PROVIDENCE, R.I. (AP) - Preservationists, architects and dozens of members of the Vanderbilt family have taken out an ad in a newspaper in hopes of quashing a plan to build a visitors center at The Breakers estate in Newport.
Around 100 people signed onto the ad urging the Preservation Society of Newport County to abandon a plan for a visitors center on the 13-acre grounds of the National Historic Landmark built in the late 1800s by Cornelius Vanderbilt II. Opponents say they should build it across the street or elsewhere.

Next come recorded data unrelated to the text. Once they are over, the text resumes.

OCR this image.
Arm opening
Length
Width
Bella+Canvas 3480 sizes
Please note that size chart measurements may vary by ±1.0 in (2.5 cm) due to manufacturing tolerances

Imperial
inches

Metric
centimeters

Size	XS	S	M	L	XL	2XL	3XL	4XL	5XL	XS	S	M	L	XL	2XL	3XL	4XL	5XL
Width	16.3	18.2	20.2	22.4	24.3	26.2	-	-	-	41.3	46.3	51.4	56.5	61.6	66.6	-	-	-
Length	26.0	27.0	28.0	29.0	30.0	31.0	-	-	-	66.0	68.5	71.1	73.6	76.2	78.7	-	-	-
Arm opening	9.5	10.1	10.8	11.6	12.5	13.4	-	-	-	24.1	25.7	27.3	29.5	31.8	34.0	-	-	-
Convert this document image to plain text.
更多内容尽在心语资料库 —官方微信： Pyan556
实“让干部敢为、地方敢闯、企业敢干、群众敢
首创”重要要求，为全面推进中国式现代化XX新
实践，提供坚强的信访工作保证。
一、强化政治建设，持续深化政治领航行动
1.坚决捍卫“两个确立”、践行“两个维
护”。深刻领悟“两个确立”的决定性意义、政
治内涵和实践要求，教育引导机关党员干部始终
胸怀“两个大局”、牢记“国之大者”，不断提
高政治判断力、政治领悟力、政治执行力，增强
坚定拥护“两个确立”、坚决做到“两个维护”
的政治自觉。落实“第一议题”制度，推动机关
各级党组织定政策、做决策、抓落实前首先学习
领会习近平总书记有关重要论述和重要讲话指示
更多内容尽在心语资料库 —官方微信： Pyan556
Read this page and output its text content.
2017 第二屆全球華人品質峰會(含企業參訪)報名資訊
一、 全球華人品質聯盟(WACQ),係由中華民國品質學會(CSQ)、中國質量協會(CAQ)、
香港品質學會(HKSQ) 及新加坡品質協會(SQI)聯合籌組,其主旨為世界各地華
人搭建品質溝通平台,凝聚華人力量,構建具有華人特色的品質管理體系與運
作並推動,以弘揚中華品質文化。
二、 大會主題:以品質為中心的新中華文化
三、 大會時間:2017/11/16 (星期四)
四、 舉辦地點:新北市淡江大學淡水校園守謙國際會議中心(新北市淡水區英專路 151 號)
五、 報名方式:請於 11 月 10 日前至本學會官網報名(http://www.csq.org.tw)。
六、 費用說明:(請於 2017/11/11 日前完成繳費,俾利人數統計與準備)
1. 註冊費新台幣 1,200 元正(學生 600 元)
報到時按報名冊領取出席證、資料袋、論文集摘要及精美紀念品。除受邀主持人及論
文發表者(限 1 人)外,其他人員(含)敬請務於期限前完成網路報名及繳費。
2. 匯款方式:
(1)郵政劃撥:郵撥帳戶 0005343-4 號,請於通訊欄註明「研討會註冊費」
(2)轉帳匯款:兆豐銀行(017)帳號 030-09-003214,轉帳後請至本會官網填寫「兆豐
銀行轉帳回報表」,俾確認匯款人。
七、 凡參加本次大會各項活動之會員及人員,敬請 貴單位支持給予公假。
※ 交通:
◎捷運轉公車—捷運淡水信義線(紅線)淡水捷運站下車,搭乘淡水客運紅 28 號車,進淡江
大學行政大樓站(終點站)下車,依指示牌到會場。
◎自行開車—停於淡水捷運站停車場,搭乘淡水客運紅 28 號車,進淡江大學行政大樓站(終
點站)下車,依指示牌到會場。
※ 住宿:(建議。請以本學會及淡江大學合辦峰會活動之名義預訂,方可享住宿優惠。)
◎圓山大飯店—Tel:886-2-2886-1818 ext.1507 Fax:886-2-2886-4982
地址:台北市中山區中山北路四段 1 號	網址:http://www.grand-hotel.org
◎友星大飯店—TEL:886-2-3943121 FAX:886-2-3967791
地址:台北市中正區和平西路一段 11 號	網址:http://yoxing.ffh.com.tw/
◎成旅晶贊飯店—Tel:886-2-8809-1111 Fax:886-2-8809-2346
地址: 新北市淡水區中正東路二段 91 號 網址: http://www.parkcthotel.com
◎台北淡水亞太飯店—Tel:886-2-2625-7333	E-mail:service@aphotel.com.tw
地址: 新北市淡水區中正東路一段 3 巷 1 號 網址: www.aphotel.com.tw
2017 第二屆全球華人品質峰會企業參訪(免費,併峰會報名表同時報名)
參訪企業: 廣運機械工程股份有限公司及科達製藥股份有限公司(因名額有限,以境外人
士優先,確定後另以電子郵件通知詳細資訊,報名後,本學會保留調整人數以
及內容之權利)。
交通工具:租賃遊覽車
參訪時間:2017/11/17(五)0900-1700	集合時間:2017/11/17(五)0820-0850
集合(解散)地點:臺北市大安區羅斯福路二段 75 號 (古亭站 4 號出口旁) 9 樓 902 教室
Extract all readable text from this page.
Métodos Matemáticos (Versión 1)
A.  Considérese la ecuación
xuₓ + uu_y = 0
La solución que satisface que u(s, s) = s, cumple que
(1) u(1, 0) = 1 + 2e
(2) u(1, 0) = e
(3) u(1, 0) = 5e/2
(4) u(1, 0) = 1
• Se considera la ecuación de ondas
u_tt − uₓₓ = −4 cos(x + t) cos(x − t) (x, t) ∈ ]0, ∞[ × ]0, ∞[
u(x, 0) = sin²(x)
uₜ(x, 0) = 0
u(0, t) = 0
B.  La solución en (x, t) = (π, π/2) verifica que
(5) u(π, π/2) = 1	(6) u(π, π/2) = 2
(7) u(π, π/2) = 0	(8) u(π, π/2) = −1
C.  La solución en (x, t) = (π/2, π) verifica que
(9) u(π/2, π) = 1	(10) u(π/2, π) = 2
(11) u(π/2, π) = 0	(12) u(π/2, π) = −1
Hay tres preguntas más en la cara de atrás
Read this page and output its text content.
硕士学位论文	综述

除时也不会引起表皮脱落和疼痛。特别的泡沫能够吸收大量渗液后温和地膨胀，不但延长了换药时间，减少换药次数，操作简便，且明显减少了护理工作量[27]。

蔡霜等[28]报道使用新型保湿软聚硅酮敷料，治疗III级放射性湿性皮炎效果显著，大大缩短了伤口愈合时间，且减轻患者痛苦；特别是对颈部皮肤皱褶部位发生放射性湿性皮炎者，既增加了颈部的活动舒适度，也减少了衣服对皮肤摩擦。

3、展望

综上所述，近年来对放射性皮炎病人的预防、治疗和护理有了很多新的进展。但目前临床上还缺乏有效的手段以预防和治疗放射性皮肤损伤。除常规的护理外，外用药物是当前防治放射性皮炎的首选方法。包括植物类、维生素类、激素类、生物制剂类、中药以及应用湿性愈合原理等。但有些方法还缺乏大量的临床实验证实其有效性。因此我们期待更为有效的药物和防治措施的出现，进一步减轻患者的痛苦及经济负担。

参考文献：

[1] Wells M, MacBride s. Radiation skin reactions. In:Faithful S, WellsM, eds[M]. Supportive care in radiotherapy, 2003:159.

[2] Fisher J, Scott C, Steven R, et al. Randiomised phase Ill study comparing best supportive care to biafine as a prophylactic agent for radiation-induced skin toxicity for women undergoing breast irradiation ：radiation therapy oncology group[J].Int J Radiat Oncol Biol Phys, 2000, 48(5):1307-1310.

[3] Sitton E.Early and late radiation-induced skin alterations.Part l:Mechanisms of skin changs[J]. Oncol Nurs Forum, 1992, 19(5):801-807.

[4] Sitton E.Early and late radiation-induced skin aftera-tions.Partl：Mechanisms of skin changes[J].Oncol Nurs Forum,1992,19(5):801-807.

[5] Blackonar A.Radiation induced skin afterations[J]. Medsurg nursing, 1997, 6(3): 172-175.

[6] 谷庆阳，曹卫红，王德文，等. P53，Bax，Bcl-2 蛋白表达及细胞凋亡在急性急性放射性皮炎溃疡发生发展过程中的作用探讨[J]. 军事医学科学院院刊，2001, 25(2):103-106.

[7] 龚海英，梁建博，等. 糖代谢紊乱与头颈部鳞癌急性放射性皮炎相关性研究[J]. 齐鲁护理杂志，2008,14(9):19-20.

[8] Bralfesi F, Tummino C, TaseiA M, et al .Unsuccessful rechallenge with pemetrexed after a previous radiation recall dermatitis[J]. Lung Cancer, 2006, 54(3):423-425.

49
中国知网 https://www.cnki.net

Signatories to the letter include 45 members of the Vanderbilt family, including the designer Gloria Vanderbilt, mother of CNN’s Anderson Cooper, and John LeBoutillier, a former Republican congressman from New York.
The ad, which ran Thursday in Newport This Week, says the plan would “desecrate The Breakers landscape” and “permanently mar this national symbol of Newport’s Gilded Age.”
It includes a letter from Robert A.M. Stern, a noted architect and former dean of the Yale School of Architecture, who wrote that it is a “most unwelcome location, threatening the integrity of the mansion grounds.”
“It seems that any new construction at The Breakers should occur outside its gates,” Stern wrote.
Messages left with the Preservation Society were not immediately returned Friday. The group has said the center would be tucked in a little-used portion of the estate and shielded from view. It has said it would provide a sheltered place that would be easily accessible for the disable and others to buy tickets, use the bathroom, and purchase snacks and sandwiches.
Several Vanderbilt family members have been raising concerns about the plan since it was first proposed in 2013. The Preservation Society has previously said opposition to the visitors center was by a small and vocal minority.
Cornelius Vanderbilt II, president and chairman of the New York Central Railroad, spared no expense when he built the 70-room mansion, which was completed in 1895. The nonprofit Preservation Society owns several mansions in the Newport area built by the Vanderbilts and others and is Rhode Island’s largest cultural institution by revenue.
The ad comes a few weeks before the fight over the plan goes before the Rhode Island Supreme Court. Arguments are scheduled Oct. 25.